Mneme is that layer, and it is complementary to Spec Kit rather than a replacement for it. The division of labor is clean. Spec Kit structures intent and drives the workflow. Mneme keeps the durable decisions and checks proposed changes against them at the execution boundary. In practice the two run together like this:

  1. Spec Kit runs its normal flow: constitution, spec, plan, tasks, implement.
  2. Mneme loads the project’s recorded ADRs as structured constraints, kept separate from the feature spec.
  3. Around planning, Mneme can check the generated plan and flag a decision the plan would violate before any code is written.
  4. At implementation, the Claude Code PreToolUse hook intercepts each Edit, Write, and MultiEdit. When a strict-mode check finds a violation — the second queue, the crossed boundary — the hook exits with code 2 and blocks the edit, returning the specific decision that was broken so the agent can retry compliantly.
  5. The final diff is reviewed against the same decisions, so nothing that slipped past edit-time is missed.

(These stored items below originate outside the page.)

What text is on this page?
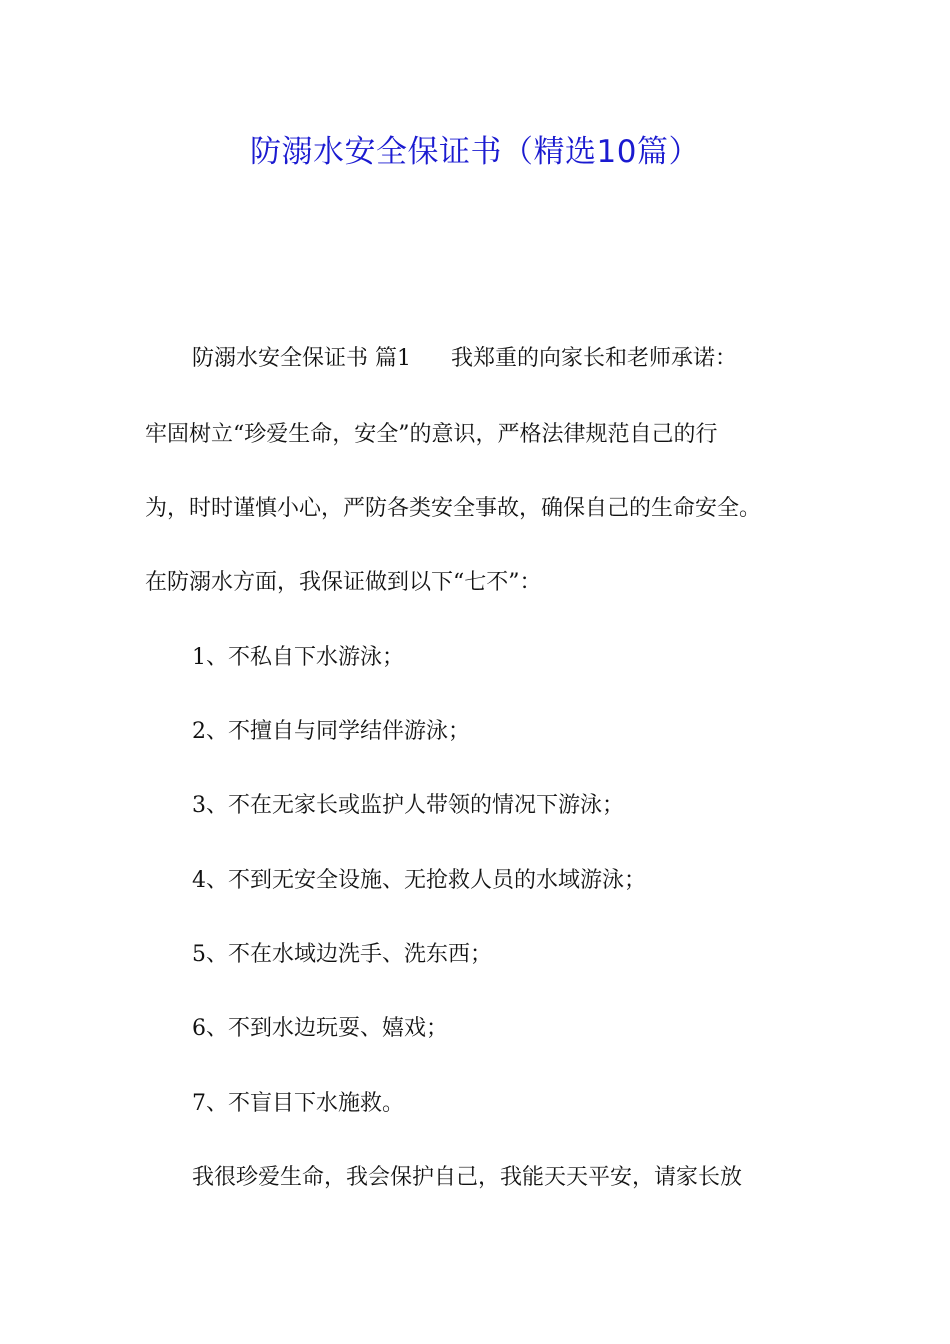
防溺水安全保证书（精选10篇）
防溺水安全保证书 篇1 我郑重的向家长和老师承诺：
牢固树立“珍爱生命，安全”的意识，严格法律规范自己的行
为，时时谨慎小心，严防各类安全事故，确保自己的生命安全。
在防溺水方面，我保证做到以下“七不”：
1、不私自下水游泳；
2、不擅自与同学结伴游泳；
3、不在无家长或监护人带领的情况下游泳；
4、不到无安全设施、无抢救人员的水域游泳；
5、不在水域边洗手、洗东西；
6、不到水边玩耍、嬉戏；
7、不盲目下水施救。
我很珍爱生命，我会保护自己，我能天天平安，请家长放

Be clear about the limits, because honesty is the point of a governance layer. Mneme’s retrieval depends partly on file-path relevance, so a decision can be missed if a change touches files the retrieval did not associate with it. The edit-time hook is a strong first line of defense, not a full repository audit — it checks the change in front of it, which is why the plan check and the final-diff review matter alongside it. And to be precise about status: Mneme does not ship a Spec Kit extension today. The Claude Code PreToolUse hook is real and shipping. The Spec Kit integration is proposed — the extension model provides the point where it would attach.

Two Forms of Intent

The clean way to hold both tools in your head is to separate two kinds of intent. There is feature intent: what to build now, captured by the spec. And there is architectural intent: what must remain true while you build it, captured by the recorded decisions. Spec Kit is built around the first. Mneme is built around the second. They are not competing for the same job.

GitHub Spec KitMneme HQ
Primary unitFeature specArchitectural decision
PurposeStructure feature developmentPreserve architectural intent
ScopeThe current changeProject-wide, across changes
Execution modelAgent-led workflowIndependent checks and hooks
ResultA planned, built featureAllow / warn / block with decision evidence

Use Spec Kit to give AI-assisted work a spine. Add an architectural governance layer so the intent the spec never encodes still holds when the code lands. This is the tool-specific version of a general argument: spec-driven development still needs governance, and the same seam appears in Google’s take on spec-driven development too. The plan tells the agent what to do. A separate layer confirms the agent did not quietly change the architecture on the way.